I've never bought the God cs. Satan concept either; as you say, it flatly contradicts the notion of God's omnipotence. It's a reasonably good answer to the question of "why is there evil", but it does boil down to "The Devil still cheats and wins most sets / and as for God, He's just doing His best."

[identity profile] zanda-myrande.livejournal.com 2010-04-11 01:45 am (UTC)(link)
Ohhhh yes, I love Chesterton and Thursday especially.
batyatoon: (Default)

[personal profile] batyatoon 2010-04-11 01:50 am (UTC)(link)
I kind of love that book a lot. And it struck me as relevant on the subject of preferring a cosmology where God is embattled and struggling and has His back to the wall.
howeird: (Default)

[personal profile] howeird 2010-04-12 07:56 pm (UTC)(link)
Agreed.

For the sake of devil's advocacy (which seems to be required here) the book of Job is a good illustration of how God will always beat Satan. In Job, Satan is not portrayed as Evil Incarnate, but as an annoying little twerp.

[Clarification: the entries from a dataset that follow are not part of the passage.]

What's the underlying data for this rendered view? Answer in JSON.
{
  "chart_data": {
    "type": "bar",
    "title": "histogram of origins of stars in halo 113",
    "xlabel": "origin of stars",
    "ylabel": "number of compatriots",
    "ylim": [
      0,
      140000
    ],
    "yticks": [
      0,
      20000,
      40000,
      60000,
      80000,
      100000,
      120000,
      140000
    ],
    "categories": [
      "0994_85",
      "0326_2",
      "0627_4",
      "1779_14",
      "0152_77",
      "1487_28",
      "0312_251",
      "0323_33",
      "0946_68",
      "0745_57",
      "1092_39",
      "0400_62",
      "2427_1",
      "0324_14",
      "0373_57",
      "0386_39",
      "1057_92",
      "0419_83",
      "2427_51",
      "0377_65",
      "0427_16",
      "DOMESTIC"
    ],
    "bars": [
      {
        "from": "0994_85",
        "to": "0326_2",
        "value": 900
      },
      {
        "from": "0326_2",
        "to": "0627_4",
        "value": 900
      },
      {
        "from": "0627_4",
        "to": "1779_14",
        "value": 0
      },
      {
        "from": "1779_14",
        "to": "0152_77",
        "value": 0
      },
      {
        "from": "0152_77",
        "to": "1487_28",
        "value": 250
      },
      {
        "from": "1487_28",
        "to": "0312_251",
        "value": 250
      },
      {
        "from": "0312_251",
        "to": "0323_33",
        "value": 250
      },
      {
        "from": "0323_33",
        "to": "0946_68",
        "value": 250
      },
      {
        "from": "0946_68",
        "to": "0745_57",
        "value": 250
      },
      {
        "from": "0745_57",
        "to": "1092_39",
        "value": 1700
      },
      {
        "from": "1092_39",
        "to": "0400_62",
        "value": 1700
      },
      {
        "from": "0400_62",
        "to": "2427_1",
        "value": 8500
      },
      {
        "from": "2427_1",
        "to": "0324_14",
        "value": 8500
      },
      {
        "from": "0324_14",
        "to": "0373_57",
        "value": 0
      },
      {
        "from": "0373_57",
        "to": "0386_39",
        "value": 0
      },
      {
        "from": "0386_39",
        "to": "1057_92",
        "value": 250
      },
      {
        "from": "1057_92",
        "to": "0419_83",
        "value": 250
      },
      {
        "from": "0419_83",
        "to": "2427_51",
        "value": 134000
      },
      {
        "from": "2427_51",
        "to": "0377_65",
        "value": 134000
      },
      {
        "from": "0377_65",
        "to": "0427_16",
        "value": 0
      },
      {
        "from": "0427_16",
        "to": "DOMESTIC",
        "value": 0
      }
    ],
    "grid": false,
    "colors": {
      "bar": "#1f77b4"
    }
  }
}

[identity profile] zanda-myrande.livejournal.com 2010-04-13 07:37 am (UTC)(link)
Alternately, of course, the book of Job is a good illustration of how Satan will always beat God. I imagine him rather like Quentin Tarantino's cameo in Desperado (who tells a truly horrible joke and gets shot shortly thereafter). "Uh, yep, Mister God, you sure beat me on that one, here's your three hundred souls. But, uh, you see those other guys over there? I just bet them seven hundred souls, each, that I could take your most devout worshipper, kill his family, destroy his farm, wipe out his servants and smite him with boils withal, and not only would you not try to stop me, you'd actually order me to do it."

Still an annoying little twerp, of course.